## C++ program to find the GCD of two numbers:

*GCD* or *greatest common divisor* is the largest number that can divide both numbers. It is also called *HCF* of two numbers. We can find the *GCD* in many ways. In this post, we will learn how to find the *GCD* of two numbers in different ways in *C++*.

### Method 1: By using a for loop:

Using a *for loop*, we can find the *GCD* of two numbers.

```
#include <iostream>
using namespace std;
int main()
{
int first, second, i, gcd;
cout << "Enter the first number : " << endl;
cin >> first;
cout << "Enter the second number : " << endl;
cin >> second;
for (i = 1; i <= first && i <= second; i++)
{
if (first % i == 0 && second % i == 0)
{
gcd = i;
}
}
cout << "GCD : " << gcd << endl;
}
```

Here,

- We are taking the first and the second number and storing it in
*first*and*second*. - The
*for loop*runs from*i = 1*and checks if a number can divide both*first*and*second*properly or not. If yes, it assigns that value to*gcd*. - Finally, it printed the value of
*gcd*.

It will give output as like below:

```
Enter the first number :
18
Enter the second number :
1251
GCD : 9
```

### Method 2: Reverse traversal:

This method is more efficient that the above method. Here, we will use the *for loop* to traverse in reverse and find out the *gcd*.
The for loop will start from the number which is *smaller* and run till *1*. If it find any number that can divide both *first* and *second*, it will exit from the loop.
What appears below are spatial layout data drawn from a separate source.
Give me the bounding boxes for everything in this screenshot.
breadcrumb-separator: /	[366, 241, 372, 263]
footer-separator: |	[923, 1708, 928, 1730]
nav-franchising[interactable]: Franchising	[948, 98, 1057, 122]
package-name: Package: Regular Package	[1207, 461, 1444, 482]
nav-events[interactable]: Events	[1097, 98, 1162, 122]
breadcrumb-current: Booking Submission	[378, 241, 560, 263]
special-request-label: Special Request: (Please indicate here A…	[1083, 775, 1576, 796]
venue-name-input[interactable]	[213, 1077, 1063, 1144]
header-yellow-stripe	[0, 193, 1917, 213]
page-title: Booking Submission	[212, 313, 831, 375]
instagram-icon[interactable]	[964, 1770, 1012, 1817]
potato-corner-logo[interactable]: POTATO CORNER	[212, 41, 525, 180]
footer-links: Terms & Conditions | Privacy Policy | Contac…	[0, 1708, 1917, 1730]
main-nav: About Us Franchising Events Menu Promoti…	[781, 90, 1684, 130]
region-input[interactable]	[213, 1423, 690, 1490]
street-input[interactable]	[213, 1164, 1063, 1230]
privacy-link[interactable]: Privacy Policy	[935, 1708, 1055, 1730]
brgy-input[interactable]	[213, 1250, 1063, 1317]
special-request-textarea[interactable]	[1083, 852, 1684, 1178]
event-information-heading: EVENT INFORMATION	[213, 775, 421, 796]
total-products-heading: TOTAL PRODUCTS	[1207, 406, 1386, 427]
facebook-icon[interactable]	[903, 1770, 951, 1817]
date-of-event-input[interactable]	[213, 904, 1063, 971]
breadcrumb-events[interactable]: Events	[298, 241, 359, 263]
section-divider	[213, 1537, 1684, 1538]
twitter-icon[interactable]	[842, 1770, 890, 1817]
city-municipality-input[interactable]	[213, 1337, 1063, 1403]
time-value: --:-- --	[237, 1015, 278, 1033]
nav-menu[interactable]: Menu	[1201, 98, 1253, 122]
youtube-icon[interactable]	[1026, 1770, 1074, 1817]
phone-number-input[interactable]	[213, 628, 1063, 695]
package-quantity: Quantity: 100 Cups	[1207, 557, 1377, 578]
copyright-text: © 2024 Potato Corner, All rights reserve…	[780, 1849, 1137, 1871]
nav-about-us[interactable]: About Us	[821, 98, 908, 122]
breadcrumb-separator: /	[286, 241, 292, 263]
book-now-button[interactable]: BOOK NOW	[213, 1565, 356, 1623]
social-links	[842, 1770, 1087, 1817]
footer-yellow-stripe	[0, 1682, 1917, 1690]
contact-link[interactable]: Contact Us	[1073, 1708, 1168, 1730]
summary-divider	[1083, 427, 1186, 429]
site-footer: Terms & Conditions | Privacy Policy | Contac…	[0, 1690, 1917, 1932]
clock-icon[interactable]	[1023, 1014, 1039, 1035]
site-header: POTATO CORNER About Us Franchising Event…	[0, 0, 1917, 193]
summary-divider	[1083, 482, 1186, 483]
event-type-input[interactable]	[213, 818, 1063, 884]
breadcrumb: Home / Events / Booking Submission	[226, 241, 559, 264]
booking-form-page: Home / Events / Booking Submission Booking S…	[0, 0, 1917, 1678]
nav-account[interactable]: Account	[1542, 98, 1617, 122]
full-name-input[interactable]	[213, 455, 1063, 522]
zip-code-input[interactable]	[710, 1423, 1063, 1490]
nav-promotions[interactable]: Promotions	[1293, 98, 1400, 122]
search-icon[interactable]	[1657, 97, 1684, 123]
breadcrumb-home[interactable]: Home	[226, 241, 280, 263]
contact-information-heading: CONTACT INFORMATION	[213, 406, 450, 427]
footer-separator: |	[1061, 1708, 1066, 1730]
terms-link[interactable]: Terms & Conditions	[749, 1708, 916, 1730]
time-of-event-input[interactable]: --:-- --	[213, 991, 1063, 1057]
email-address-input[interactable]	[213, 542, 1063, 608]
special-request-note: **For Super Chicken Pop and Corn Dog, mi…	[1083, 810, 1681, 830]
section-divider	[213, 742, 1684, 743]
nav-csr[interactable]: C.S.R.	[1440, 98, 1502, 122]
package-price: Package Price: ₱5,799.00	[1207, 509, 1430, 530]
Because, that will be the *largest* number that can divide both, no need to check for other smaller values.

Let’s take a look at the program:

```
#include <iostream>
using namespace std;
int main()
{
int first, second, i, gcd;
cout << "Enter the first number : " << endl;
cin >> first;
cout << "Enter the second number : " << endl;
cin >> second;
for (i = first > second ? second : first; i >= 0; i--)
{
if (first % i == 0 && second % i == 0)
{
gcd = i;
break;
}
}
cout << "GCD : " << gcd << endl;
}
```

- This is almost similar to the above program.
- The only difference is that
*i*starts from the*smaller value*between*first*and*second*and ends at*1*. - If a
*GCD*is found, it exit from the loop and prints that value.

It will give similar output.

### Method 3: Using while loop:

We can also find *GCD* using a *while loop*. The idea is to keep subtracting the *smaller* number from the *larger* number and assigning that value to that number until both numbers are equal. That is the *GCD* or *HCF* of the numbers.

```
#include <iostream>
using namespace std;
int main()
{
int first, second;
cout << "Enter the first number : " << endl;
cin >> first;
cout << "Enter the second number : " << endl;
cin >> second;
while(first != second){
if(first > second){
first = first - second;
}else{
second = second - first;
}
}
cout << "GCD : " << first << endl;
}
```

This will print a similar output to the user.